Chronic Obstructive Pulmonary Disease

The first symptoms of Chronic Obstructive Pulmonary Disease (COPD) tend to come on slowly, and can be very mild. People often mistake their symptoms as signs of ageing, lack of fitness or asthma. You may cough up mucus in the mornings or feel more short of breath than usual. In the early stages, you may not have symptoms all the time, however as COPD progresses, you may gradually find it harder to do your normal daily activities such as gardening, hanging out the washing, or carrying groceries without feeling short of breath. Common symptoms of COPD include:

Shortness of breath (breathlessness)

A repetitive cough that doesn’t get better

Increased phlegm or mucus production

Feeling tired

More frequent chest infections

Longer recovery from cold or chest infection.

Anxiety and depression

Anxiety and depression are common in people with Chronic Obstructive Pulmonary Disease (COPD) and often appear together.  The good news is that there are effective treatments both for COPD and for anxiety and depression. With careful management, the symptoms of anxiety and depression can be treated along with those of COPD so they do not interfere with life. To find out more about caring for your mental health click here.

Flare-up of symptoms

A COPD flare-up or exacerbation is when your symptoms worsen quickly, usually over a few days. It may be caused by an infection (often due to a virus) or triggered by air pollutants or irritants. Flare-ups are more common during the winter months and can make everyday activities more difficult. It is important that you can identify the early signs of a flare-up so you can start treatment as soon as possible. Common symptoms of a flare-up include:

  • Coughing more than usual
  • Finding it harder to breathe (increased breathlessness)
  • Changes in sputum (more or thicker sputum)
  • Being more tired than usual (less active)

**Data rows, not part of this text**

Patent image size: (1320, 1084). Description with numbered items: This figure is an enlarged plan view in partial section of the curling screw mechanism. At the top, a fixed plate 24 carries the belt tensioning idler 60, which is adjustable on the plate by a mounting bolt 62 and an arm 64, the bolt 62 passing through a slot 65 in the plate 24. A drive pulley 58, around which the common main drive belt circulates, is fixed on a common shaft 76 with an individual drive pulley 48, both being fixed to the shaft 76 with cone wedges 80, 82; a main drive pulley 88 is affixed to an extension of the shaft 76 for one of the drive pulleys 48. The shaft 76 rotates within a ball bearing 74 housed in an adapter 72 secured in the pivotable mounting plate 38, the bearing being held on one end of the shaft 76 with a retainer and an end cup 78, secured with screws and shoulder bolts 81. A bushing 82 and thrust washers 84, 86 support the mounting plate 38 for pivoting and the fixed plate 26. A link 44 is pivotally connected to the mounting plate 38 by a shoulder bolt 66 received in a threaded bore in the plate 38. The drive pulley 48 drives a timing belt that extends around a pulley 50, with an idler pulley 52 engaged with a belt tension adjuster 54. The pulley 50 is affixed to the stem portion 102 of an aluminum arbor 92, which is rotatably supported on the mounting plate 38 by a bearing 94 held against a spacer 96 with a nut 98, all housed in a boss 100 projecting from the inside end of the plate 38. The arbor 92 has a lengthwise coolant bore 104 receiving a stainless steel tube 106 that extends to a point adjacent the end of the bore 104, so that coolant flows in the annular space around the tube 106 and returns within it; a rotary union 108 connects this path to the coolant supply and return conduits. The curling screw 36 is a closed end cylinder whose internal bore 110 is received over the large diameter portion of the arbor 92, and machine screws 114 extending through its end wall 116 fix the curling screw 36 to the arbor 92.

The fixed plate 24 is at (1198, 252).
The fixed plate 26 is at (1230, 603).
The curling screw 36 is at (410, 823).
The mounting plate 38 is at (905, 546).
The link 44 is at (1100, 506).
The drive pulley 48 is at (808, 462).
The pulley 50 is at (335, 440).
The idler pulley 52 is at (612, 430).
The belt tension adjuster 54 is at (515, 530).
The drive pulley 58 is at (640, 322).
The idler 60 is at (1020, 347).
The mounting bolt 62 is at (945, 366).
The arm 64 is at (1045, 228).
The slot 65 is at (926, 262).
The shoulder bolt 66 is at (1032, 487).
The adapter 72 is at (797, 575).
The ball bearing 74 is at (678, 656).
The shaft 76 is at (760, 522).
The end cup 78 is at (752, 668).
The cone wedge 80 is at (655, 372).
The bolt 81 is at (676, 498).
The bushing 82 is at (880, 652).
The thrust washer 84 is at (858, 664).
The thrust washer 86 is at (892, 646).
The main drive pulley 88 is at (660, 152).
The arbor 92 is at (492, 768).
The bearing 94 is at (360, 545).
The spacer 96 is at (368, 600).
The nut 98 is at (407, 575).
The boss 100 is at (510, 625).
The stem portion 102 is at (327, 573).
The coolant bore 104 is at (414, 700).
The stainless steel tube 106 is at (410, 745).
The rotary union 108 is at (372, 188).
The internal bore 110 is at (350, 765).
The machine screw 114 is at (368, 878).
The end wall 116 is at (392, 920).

You may need to go to hospital if you are experiencing any of the symptoms above, or you have at least one of the following:

  • You find it hard to talk
  • You find it hard to walk
  • You can’t sleep because of shortness of breath
  • You feel drowsy or confused
  • Your lips or fingernails have turned grey or blue
  • Your heartbeat or pulse is very fast or irregular

A delay of 24 hours or more in seeking treatment for an exacerbation doubles the chance of hospital admission.